Sunday mornings at Strawberry Music Festival involves a lot of walking. First thing after crawling out of my sleeping bag is to hoof it down to Music Meadow to do the “Strawberry Stroll”, during which you stand in line with a couple of hundred fellow Strawberians, waiting to lay out blankets, tarps and chairs for the day. The gates open at 7 am and by 7:30 we’re all situated and headed back to our camps.
Since it’s Sunday, I’ll grab another blanket and head on down to Birch Lake, for the Revival that starts at 9 am. Revival is a long-standing tradition at Strawberry and it’s often a challenge for the musicians who enjoyed the “Strawberry Way” late into the evening the night before. Many bluegrass festivals have a gospel show on Sunday mornings but that doesn’t quite describe the Revival.

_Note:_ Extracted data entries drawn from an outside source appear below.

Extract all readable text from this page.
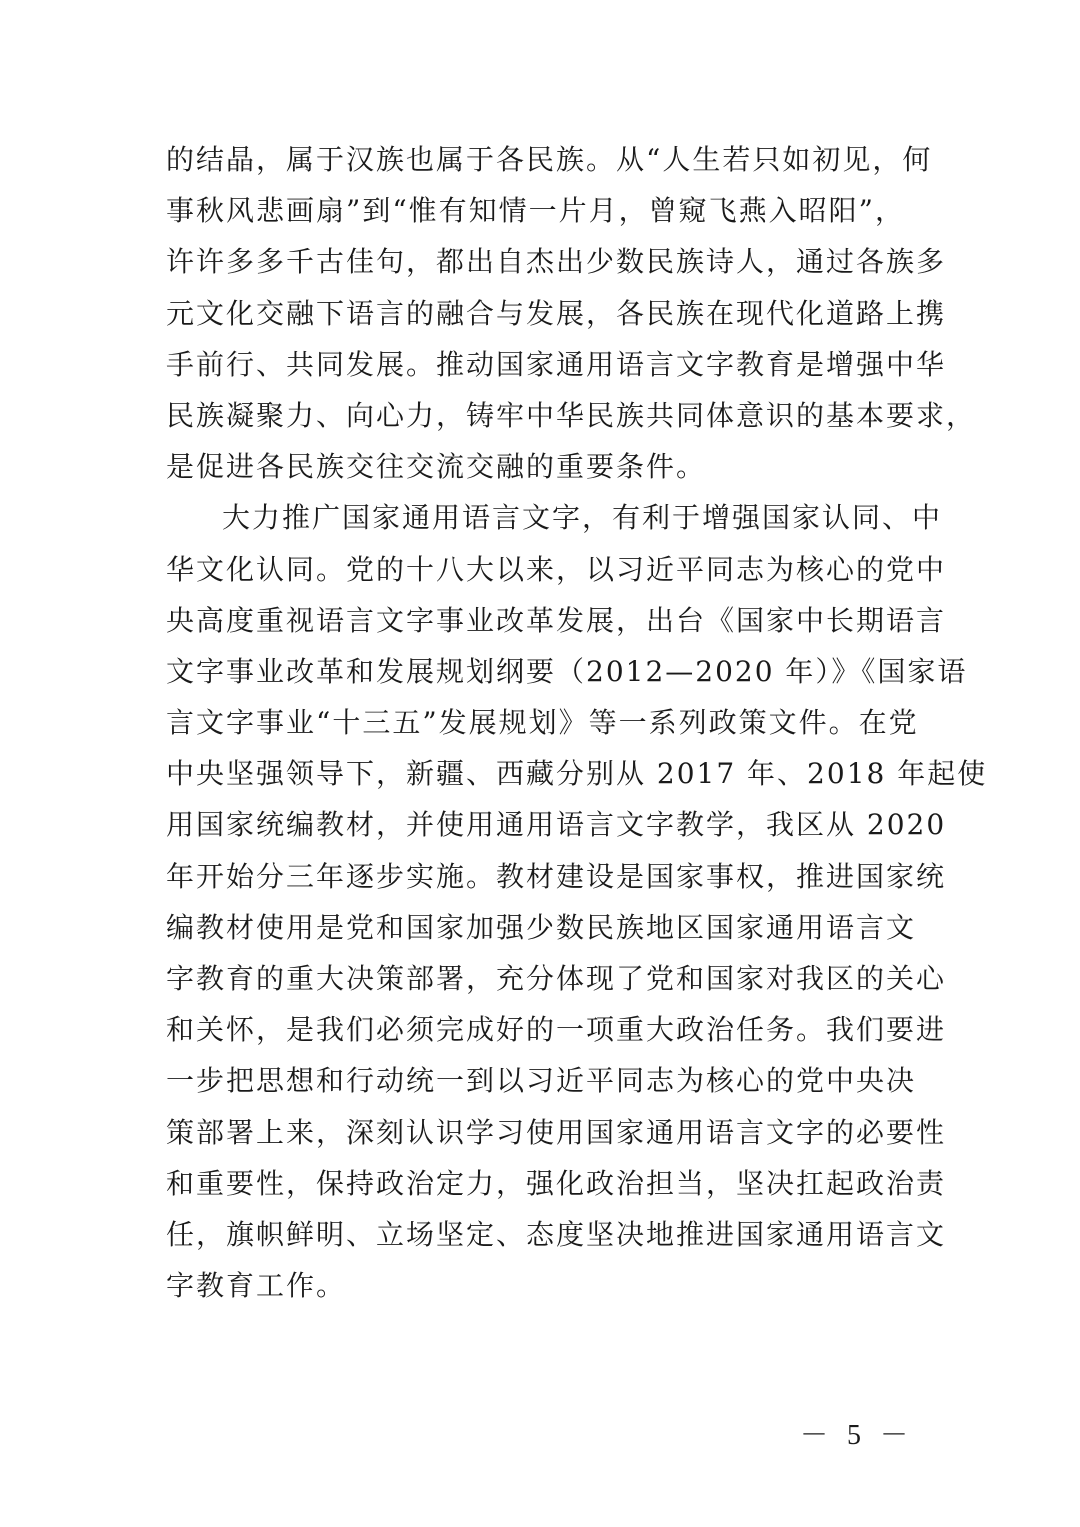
的结晶，属于汉族也属于各民族。从“人生若只如初见，何
事秋风悲画扇”到“惟有知情一片月，曾窥飞燕入昭阳”，
许许多多千古佳句，都出自杰出少数民族诗人，通过各族多
元文化交融下语言的融合与发展，各民族在现代化道路上携
手前行、共同发展。推动国家通用语言文字教育是增强中华
民族凝聚力、向心力，铸牢中华民族共同体意识的基本要求，
是促进各民族交往交流交融的重要条件。
大力推广国家通用语言文字，有利于增强国家认同、中
华文化认同。党的十八大以来，以习近平同志为核心的党中
央高度重视语言文字事业改革发展，出台《国家中长期语言
文字事业改革和发展规划纲要（2012—2020 年）》《国家语
言文字事业“十三五”发展规划》等一系列政策文件。在党
中央坚强领导下，新疆、西藏分别从 2017 年、2018 年起使
用国家统编教材，并使用通用语言文字教学，我区从 2020
年开始分三年逐步实施。教材建设是国家事权，推进国家统
编教材使用是党和国家加强少数民族地区国家通用语言文
字教育的重大决策部署，充分体现了党和国家对我区的关心
和关怀，是我们必须完成好的一项重大政治任务。我们要进
一步把思想和行动统一到以习近平同志为核心的党中央决
策部署上来，深刻认识学习使用国家通用语言文字的必要性
和重要性，保持政治定力，强化政治担当，坚决扛起政治责
任，旗帜鲜明、立场坚定、态度坚决地推进国家通用语言文
字教育工作。
－ 5 －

Rather than an invocation, we start with a story, often told by Strawberry’s resident storyteller, B.Z. Smith. Whatever the subject, these stories always provoke a profound sense of gratitude and togetherness among the several hundred souls gathered there on the grass. And then the music begins.
It’s a different feeling from the main stage at Music Meadow. Bands that blazed though their sets the night before play with a bit more thoughtfulness (or so I imagine). And, yes, there are more gospel numbers and they are welcomed. The paid ticket holders have been here for three days now, the volunteers one or two days more. Just about everyone is in need of a little revival to make it through the last day of the festival.
The closing act is the Del McCoury Band. He and his band, including his sons on mandolin and banjo, are dressed in suits and ties, as they are for all their shows. This year, Del is celebrating his 70th birthday and 50th anniversary playing bluegrass music. At this announcement, he receives a prolonged standing ovation from a crowd that looks much different from those in his native North Carolina but who are no less appreciative.
One of the songs performed by Del McCoury that morning is the gospel standard, Get Down On Your Knees and Pray, performed in this video at the Ryman Auditorium in Nashville, in 2002. I’m here to tell you, Del hasn’t lost a step or a note in the past seven years. Just imagine yourself listening to those harmonies under the birch trees on a cool September morning in the Sierras.